By default, this method will wait for a CmdResult message, but you can provide any other filtering function/lambda if you are expecting another message as a reply from the device.
- Parameters:
message (Message) – WHAD message to send to the device
filter – Filtering function used to match the expected response from the device.
- send_event(event: DeviceEvt)[source]
Send an event into the connector event queue.
- Parameters:
event (DeviceEvt) – Event to add to the connector’s event queue
- send_message(message, keep=None)[source]
Sends a message to the underlying device without waiting for an answer.
- Parameters:
message (Message) – WHAD message to send to the device.
filter – optional filter function for incoming message queue.

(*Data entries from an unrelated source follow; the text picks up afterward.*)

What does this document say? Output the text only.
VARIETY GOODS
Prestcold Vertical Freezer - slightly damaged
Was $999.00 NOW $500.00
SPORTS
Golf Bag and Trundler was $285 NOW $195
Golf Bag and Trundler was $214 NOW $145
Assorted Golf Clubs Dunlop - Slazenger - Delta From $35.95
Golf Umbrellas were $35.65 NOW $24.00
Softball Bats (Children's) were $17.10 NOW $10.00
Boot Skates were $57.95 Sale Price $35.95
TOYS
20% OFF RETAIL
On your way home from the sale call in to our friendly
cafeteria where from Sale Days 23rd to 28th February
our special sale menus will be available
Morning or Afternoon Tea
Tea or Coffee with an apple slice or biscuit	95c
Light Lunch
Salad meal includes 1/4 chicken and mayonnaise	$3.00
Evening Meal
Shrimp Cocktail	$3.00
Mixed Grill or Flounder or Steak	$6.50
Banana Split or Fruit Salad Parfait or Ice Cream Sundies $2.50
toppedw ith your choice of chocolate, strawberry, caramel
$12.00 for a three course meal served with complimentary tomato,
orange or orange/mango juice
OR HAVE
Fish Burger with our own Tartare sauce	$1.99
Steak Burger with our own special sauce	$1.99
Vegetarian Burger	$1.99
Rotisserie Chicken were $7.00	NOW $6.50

- set_device(device=None)[source]
Set device linked to this connector.
- Parameters:
device (WhadDevice) – Device to be used with this connector.
- sniff(messages: List = None, timeout: float = None) Generator[HubMessage, None, None][source]
Enable sniffing mode and report any received messages, optionally filtered by their type/classes if messages is provided.
- Parameters:
messages – If specified, sniff only messages that match the given types.
messages – List, optional
timeout (float, optional) – If specified, set a sniffing timeout in seconds
- unlock(dispatch_callback=None)[source]
Unlock connector and dispatch pending PDUs.
- Parameters:
dispatch_callback (callable) – PDU dispatch callback that overrides the internal dispatch routine
- wait_for_message(timeout=None, keep=None, command=False)[source]
Waits for a specific message to be received.
This method reads the message queue and return the first message that matches the provided filter. A timeout can be specified and will cause this method to return None if this timeout is reached.
- wait_packet(timeout: float = None)[source]
Wait for a packet when in synchronous mode. This method should be only used with SYNC_MODE_PKT to avoid discarding any device event.
- Parameters:
timeout (float, optional) – If specified, defines a timeout when querying the PDU queue
- Returns:
Received packet if any, None if empty or when timeout is reached
- Return type:
scapy.packet.Packet
Deprecated classes
In early versions of WHAD, device and connector base classes had different names that were too long and badly chosen. We took the decision to rename them while keeping the old classes as aliases of the new ones. This way, old code and documentation and even tools keep working as expected, until we decide to definitely deprecate these old classes. For now, they are still defined and available, but we will mark them as deprecated starting from version 1.3.
A warning will be displayed each time such a class is used, inciting users and maintainers to update their code to use the new classes, which are strictly compatible as they expose the same methods and properties. This warning will include a deadline after which these classes will be definitely removed.
- class whad.device.device.WhadDevice(index: int | None = None)[source]
Bases:
DeviceThis class is an alias for
whad.device.device.Device, and will be deprecated in a near future. This class has been introduced in a previous version of WHAD and has been renamed for clarity purpose.
- class whad.device.device.WhadVirtualDevice(index: int | None = None)[source]
Bases:
VirtualDeviceThis class is an alias for
whad.device.device.VirtualDevice, and will be deprecated in a near future. This class has been introduced in a previous version of WHAD and has been renamed for clarity purpose.
- class whad.device.connector.WhadDeviceConnector(device: Device | None = None)[source]
Bases:
ConnectorThis class is an alias for
whad.device.connector.Connector, and will be deprecated in a near future. This class has been introduced in a previous version of WHAD and has been renamed for clarity purpose.